Yes, the noise signal amplitude is sensitive to the positioning of the probe cable and/or my physical proximity. Touching the scope on its sides (on the plastic stand end caps) has quite a dramatic effect and sends the triggering haywire. When the oscilloscope inputs are set to DC it is particularly sensitive.
This is another reason coaxial probe connections are so important with high bandwidth oscilloscopes. I can clip the ground lead to the probe tip on mine and use it as an RF sniffer. Compact fluorescent lamps and LED lamps are particularly bad about spewing RF interference everywhere.
This has been my experience as well. Just for kicks I tried to see if I could isolate the source - unplugging fluorescent lights and other items with switching power supplies, but to no avail. I also tried the scope on a power conditioner that I've observed to reduce EMI on connected DC power supplies, but with no effect in this case.
It shows a frequency comfortably higher than the switching power supply operates at so I think you are seeing something external. If you want to double check, switch the channel coupling to ground or use a coaxial short on the end of the probe.
Channel coupling to ground almost completely squashes the interference.
Attached is a pic showing Channel 1 and 2 in "differential mode" (channel two inverted and added to channel 1).

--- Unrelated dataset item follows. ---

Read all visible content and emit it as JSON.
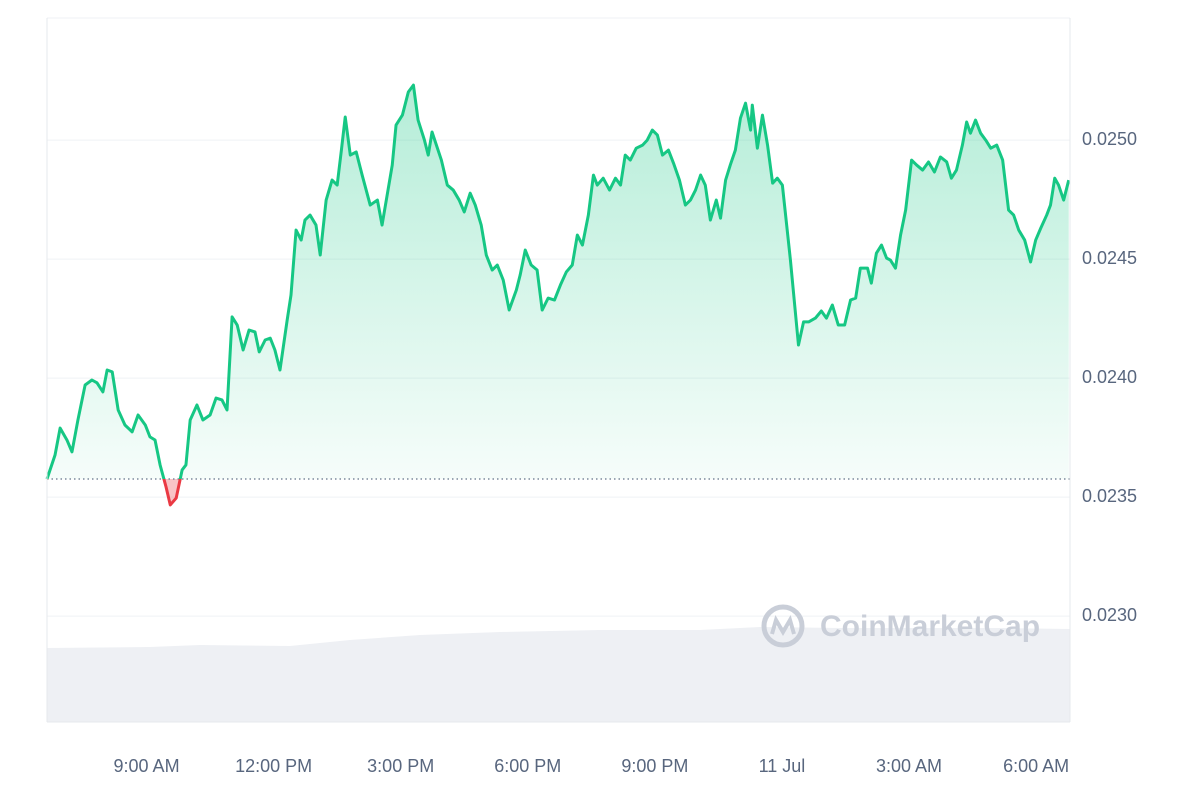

Seeing as though the two almost cancel (with some finagling, albeit), would this suggest the signal is common mode and therefore, external, being picked up by the probes w/ their leads?
You don't happen to have an FM radio station nearby do you.....
That looks comfortably like 100MHz, though if it has any shape is dubious (how would you know in a 200MHz BW?).
Tim
There are radio stations within a 5 mile radius towering over me (I live in Cincinnati, OH if you are familiar). First pic attached shows frequency measurement.